The wood inside the courthouse was old and dry. The blaze ate into the upper rooms. Running, Teasle grabbed at a muscle cramp in his side, determined not to let it slow him, pressing to go as far as he could before the little energy he had mustered gave out and collapsed his body. The fire in the courthouse was breaking, snapping, its smoke filling the street up there so that he could not see where the kid was. To the right, across the street from the courthouse, there was somebody moving on the front steps of the police station, and he guessed it was the kid, but it was Harris, out looking at the fire.

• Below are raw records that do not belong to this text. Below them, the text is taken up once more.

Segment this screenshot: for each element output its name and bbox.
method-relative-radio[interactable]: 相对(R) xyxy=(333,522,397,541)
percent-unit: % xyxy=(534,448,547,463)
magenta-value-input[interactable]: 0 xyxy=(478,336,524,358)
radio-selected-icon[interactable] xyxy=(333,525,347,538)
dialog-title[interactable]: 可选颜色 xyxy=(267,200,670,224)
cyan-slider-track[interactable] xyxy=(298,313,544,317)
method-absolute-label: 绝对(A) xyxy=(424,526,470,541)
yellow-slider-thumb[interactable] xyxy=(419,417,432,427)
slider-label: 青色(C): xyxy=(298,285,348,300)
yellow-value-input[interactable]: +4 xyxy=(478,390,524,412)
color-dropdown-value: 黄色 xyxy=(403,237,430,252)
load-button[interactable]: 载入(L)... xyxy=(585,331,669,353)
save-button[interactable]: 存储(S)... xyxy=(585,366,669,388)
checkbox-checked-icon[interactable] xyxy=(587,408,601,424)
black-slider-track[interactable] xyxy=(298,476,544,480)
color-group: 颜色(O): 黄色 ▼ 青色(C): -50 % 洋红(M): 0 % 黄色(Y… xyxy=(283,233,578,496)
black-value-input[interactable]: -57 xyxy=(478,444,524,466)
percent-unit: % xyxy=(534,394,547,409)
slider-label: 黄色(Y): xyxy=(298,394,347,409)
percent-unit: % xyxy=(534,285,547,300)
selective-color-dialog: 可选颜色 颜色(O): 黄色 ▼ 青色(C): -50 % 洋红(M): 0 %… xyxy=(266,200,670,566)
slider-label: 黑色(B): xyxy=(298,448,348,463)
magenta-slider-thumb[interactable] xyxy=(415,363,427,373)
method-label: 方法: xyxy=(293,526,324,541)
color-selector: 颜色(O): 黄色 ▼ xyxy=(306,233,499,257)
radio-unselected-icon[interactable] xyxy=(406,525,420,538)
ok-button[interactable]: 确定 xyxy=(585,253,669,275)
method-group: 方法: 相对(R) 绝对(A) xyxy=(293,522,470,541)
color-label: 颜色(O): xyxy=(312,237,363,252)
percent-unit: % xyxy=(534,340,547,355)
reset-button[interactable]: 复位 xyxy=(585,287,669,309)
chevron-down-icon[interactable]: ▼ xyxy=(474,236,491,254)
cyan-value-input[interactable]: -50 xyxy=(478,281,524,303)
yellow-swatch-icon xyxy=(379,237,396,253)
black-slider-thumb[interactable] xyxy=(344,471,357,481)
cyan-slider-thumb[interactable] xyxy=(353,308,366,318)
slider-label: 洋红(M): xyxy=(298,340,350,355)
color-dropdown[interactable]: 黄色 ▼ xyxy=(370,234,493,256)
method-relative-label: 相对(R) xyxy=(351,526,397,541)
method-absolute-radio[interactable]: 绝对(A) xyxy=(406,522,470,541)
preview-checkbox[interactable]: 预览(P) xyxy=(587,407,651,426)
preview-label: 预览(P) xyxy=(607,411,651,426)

'Harris!' he shouted, urgent to get it all out at once. 'The kid! Get back! Get away!'

But his words were swallowed in the thunder of the biggest explosion yet that heaved the station and disintegrated it outward, obliterating Harris in a sweep of flame and rubble. The shock wave of the blast struck Teasle motionless. Harris. The station. It was all he had left and now it was gone, the office, his guns, the trophies, the Distinguished Service Cross; and then he thought of Harris again and cursed the kid and screamed, his new anger suddenly charging him farther up the sidewalk toward the flames. You sonofabitch, he was thinking. You didn't have to, you didn't have to.

Ahead, to the right of the sidewalk, there were two more storefronts and then the lawn of the police station, littered with burning wood. As he ran up cursing, a shot cracked into the concrete by his feet and ricocheted off. He sprawled into the gutter. The street was bright, but the rear of the station was still in shadow, and he returned the kid's shot, aiming at where he had seen the flash of the rifle back there. He shot twice more and now, when he rose, his knee gave out and he toppled across the sidewalk. His strength was finally gone. The beating he had taken in the last few days had finally caught up to him.